В свое оправдание могу сказать одно: при всей своей оголтелости я часто размышлял о жизни-мачехе и о своих незадачах…
В бурсе я нашел покровителей в старших классах. Я нередко слонялся меж партами и клянчил почитать книги. Бурсаки заметили, что я знаю отрывки из «Демона», «Мцыри», баллады Жуковского и даже оды Державина. Меня причислили к «башковитым». Башковитых бурса уважала, пожалуй, даже больше, чем силачей и отчаянных. Это может показаться странным для бурсацкого быта, но это так именно и было. По-своему бурса оберегала «башковитых», ими гордилась, их поощряла, и не этим ли, между прочим, объясняется, что как-никак из мутных бурсацких недр вышло много славных разночинцев: революционеров, писателей, критиков, публицистов, ученых?
Мне помог четвертоклассник Чапуров, ученик больше старательный, чем одаренный.

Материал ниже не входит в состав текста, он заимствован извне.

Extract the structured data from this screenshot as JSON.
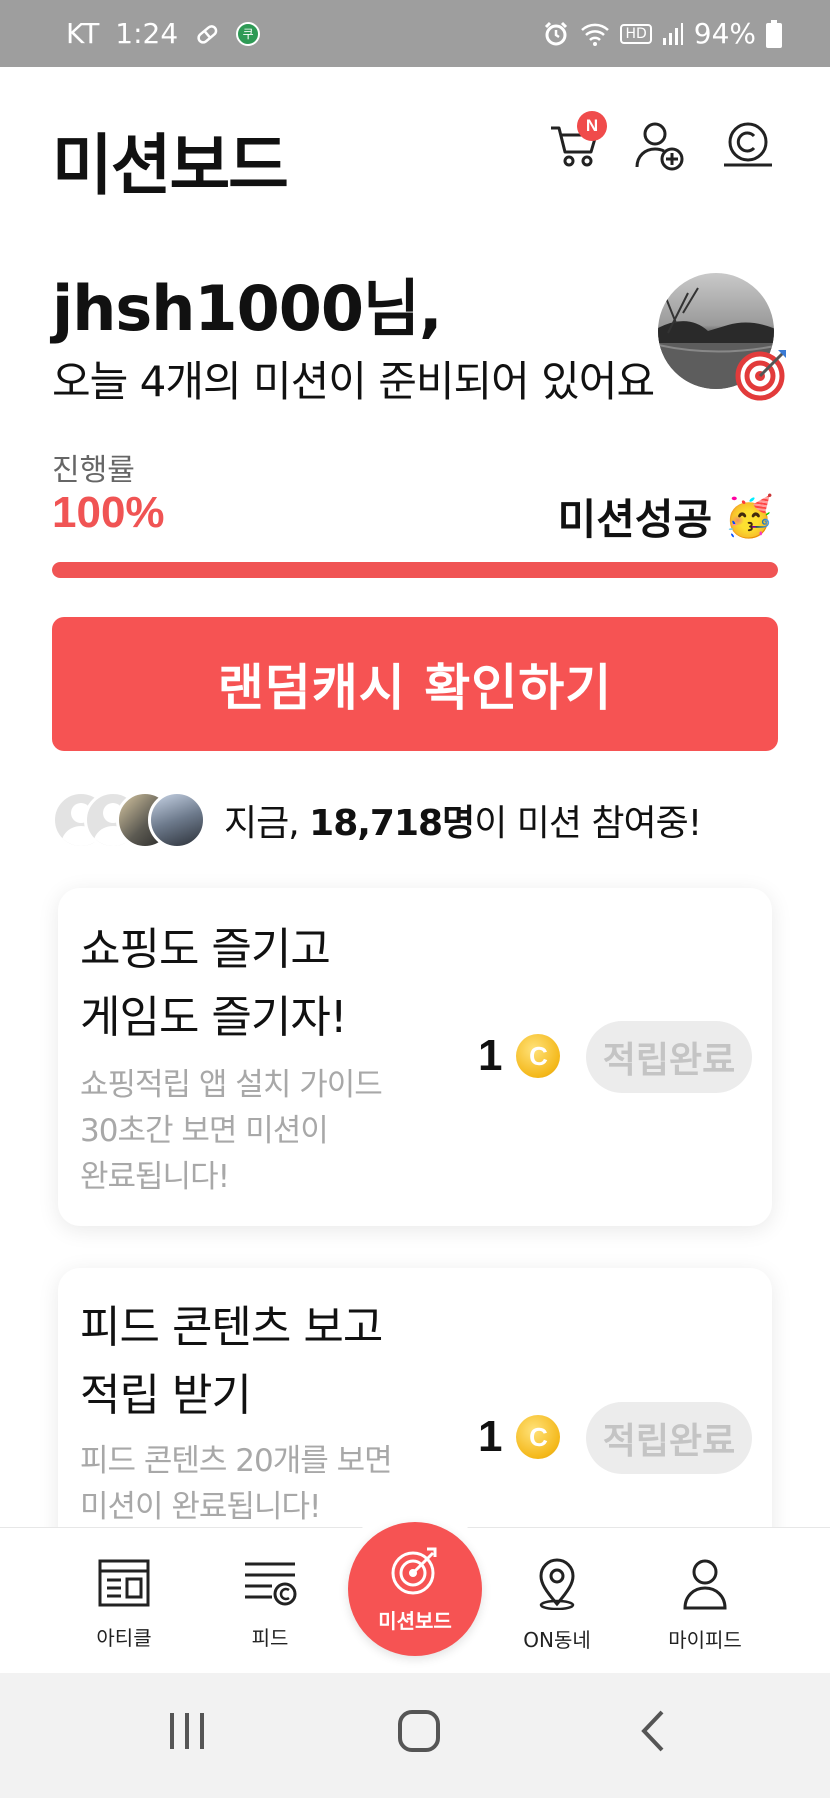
{
  "status_bar": {
    "carrier": "KT",
    "time": "1:24",
    "app_badge": "쿠",
    "hd_label": "HD",
    "battery": "94%"
  },
  "header": {
    "title": "미션보드",
    "cart_badge": "N"
  },
  "greeting": {
    "name_line": "jhsh1000님,",
    "message": "오늘 4개의 미션이 준비되어 있어요"
  },
  "progress": {
    "label": "진행률",
    "value_text": "100%",
    "value": 1.0,
    "status": "미션성공",
    "status_emoji": "🥳"
  },
  "cta": {
    "label": "랜덤캐시 확인하기"
  },
  "participants": {
    "prefix": "지금, ",
    "count": "18,718명",
    "suffix": "이 미션 참여중!"
  },
  "missions": [
    {
      "title_lines": [
        "쇼핑도 즐기고",
        "게임도 즐기자!"
      ],
      "desc_lines": [
        "쇼핑적립 앱 설치 가이드",
        "30초간 보면 미션이",
        "완료됩니다!"
      ],
      "reward": "1",
      "coin_symbol": "C",
      "status": "적립완료"
    },
    {
      "title_lines": [
        "피드 콘텐츠 보고",
        "적립 받기"
      ],
      "desc_lines": [
        "피드 콘텐츠 20개를 보면",
        "미션이 완료됩니다!"
      ],
      "reward": "1",
      "coin_symbol": "C",
      "status": "적립완료"
    }
  ],
  "bottom_nav": {
    "items": [
      {
        "label": "아티클",
        "icon": "article-icon"
      },
      {
        "label": "피드",
        "icon": "feed-icon"
      },
      {
        "label": "미션보드",
        "icon": "target-icon"
      },
      {
        "label": "ON동네",
        "icon": "location-pin-icon"
      },
      {
        "label": "마이피드",
        "icon": "person-icon"
      }
    ]
  },
  "colors": {
    "accent": "#f65353",
    "progress": "#f05454",
    "muted_text": "#a8a8a8",
    "done_pill_bg": "#ececec"
  }
}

Он брал для меня книги из библиотеки для великовозрастных, защищал от обид, насмешек и колотушек, зазывал в четвертый класс и заставлял читать стихи. Сверстники Чапурова ко мне тоже сделались снисходительными, а потому и в младших классах меня меньше стали дразнить.
Перед масляной неделей Тимоха вновь поймал меня с недозволенной книгой. Среди книжного хлама у букиниста, сухого, степенного старика, я нашел книгу рассказов Короленко. Книга сильно заплесневела у корешка, пахла затхло и кисловато. Я прочитал повесть о девочке, погибшей среди каменных развалин, о бродяге Тибурции. Повесть увлекала меня, и я втихомолку даже плакал над ней. Я проходил с книгой однажды по коридору, неожиданно на меня надвинулся Тимоха Саврасов, и не успел я моргнуть глазом, как он уже выхватил у меня Короленко:
— Откуда взял?
— Нашел в столовой под шкафом…
— Так, так… — Тимоха корешком ударил меня в плечо. — Жюля Верна нашел под шкафом, Короленко нашел под шкафом… Придумал бы что-нибудь позабористей.
Я не хотел придумать что-нибудь позабористей; хотелось позлить Тимоху.
Тимоха скривил губы и небрежно перелистал книгу.
— За такие книги, братец ты мой, за такие запрещенные книги безо всякого выгоняют вон из училища. Будешь читать этих Короленок, собирайся лучше к мамаше на полати.
Я отсидел в карцере и опять получил четверку по поведению. Тимоха прозвал меня господином Короленко и писателем. К этим прозвищам он прибавлял разные позорные клички:
— Эй ты, господин писатель Короленко, тать нощной и дневной! Ничего еще не сбондил?.. А что там написано у господина писателя Короленко про тех, у кого чешутся руки на чужое добро?..
Ах, навязло в зубах у меня тогда это чужое добро!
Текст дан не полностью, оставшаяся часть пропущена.